What about this option. I think it may work if your value is never null.
where not (value = column)
which would result in following truth table for evaluation for the where clause
col1
| 'bla' | null |
-----------------
| 'bla' | F | T |
value -------------------------
| null | T | *T |
*this is the only one that's "wrong" but that's ok since our value is never null
Update
Ok, I just tried out my idea and it failed. I'll leave the answer here to save time of others trying the same thing. Here are my results:
select 'x', 'x' from dual where not ('x' = 'x');
0 rows
select 'x', 'y' from dual where not ('x' = 'y');
1 row
select 'x', 'null' from dual where not ('x' = null);
0 rows
select 'null', 'null' from dual where not (null = null);
0 rows
Update 2
This solution works if your value is never null (matches the truth table above)

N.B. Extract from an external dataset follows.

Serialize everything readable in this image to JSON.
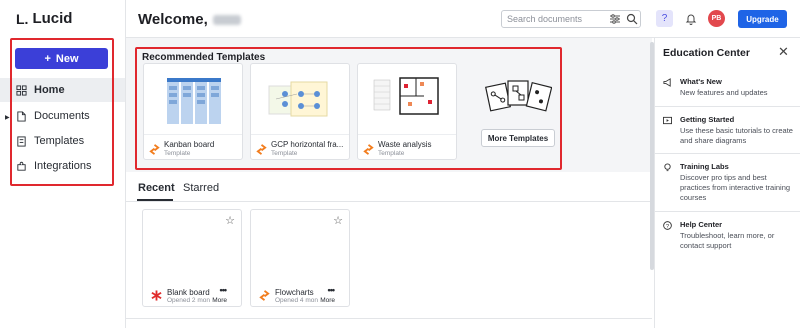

where ('blah' != col1 or col1 is null)
tests here:
select 'x', 'x' from dual where ('x' != 'x' or 'x' is null);
0 rows
select 'x', 'y' from dual where ('x' != 'y' or 'y' is null);
1 row
select 'x', 'null' from dual where ('x' != null or null is null);
1 row
select 'null', 'null' from dual where (null != null or null is null);
1 row
For Oracle
select * from table where nvl(col1, 'value') != 'blah' and col2 = 'something'
For SqlServer
select * from table where IsNull(col1, '') <> 'blah' and col2 = 'something'
I think that your increase would be minimal in changing NULL values to "" strings. However if 'blah' is not null, then it should include NULL values.
EDIT: I guess I'm surprised why I got voted down here. If 'blah' if not null or an empty string, then it should never matter as you are already checking if COL1 is not equal to 'blah' which is NOT a NULL or an empty string.